The bankers and investment managers who attended the seminar could do worse, as Cardinal Bertone said, than to respond to “the challenge to explore ways of building 'authentically human social relationships of friendship, solidarity and reciprocity' within economic activity.” We’ve said as much before, and it is all too likely we shall have to say it many times over before a great many bankers and investment managers are driven more by solidarity for its own sake than by the minimal show of solidarity necessary for the preservation of their immediate bottom line.

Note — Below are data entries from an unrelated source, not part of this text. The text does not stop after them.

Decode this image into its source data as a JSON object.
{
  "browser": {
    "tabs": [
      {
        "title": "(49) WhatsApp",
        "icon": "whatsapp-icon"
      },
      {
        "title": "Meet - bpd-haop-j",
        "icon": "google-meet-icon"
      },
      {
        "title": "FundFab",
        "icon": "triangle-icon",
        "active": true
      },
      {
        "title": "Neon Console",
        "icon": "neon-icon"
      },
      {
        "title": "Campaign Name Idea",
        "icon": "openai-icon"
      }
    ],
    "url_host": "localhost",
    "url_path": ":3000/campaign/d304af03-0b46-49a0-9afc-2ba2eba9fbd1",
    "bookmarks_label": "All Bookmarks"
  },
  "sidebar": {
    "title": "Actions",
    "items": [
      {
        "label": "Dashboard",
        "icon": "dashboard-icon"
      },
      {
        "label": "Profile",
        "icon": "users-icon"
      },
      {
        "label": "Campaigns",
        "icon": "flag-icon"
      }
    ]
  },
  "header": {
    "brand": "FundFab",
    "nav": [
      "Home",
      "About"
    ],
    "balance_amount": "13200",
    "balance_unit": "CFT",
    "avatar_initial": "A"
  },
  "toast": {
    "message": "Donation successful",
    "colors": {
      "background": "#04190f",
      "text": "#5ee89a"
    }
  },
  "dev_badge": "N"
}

That the current economic recession resulted from a failure of trust is one of Benedict’s points, but on its own it is neither an original point nor a point neglected by those in a position to know all too well what a crisis in confidence can do to financial markets. The trick in finance, of course, is to create an illusion of reliability so that trust always remains sufficient to generate profits. A certain amount—and for the moment a rather greater amount—of actual reliability is necessary to create the proper image over an extended period of time. But such lessons can be forgotten in the face of tempting opportunities if they are not rooted in true solidarity. Solidarity, as only the Church’s social teaching goes on to explain, is characterized by both friendship and reciprocity.
So it is a good thing when bankers attend seminars like this one. As a headline it is admittedly a little fluffy, so it isn’t the kind of thing that makes it onto our Catholic World News docket. But it is better than nothing. Perhaps it is even the start of something bigger. If so, it might eventually become news. Until then, we live in hope.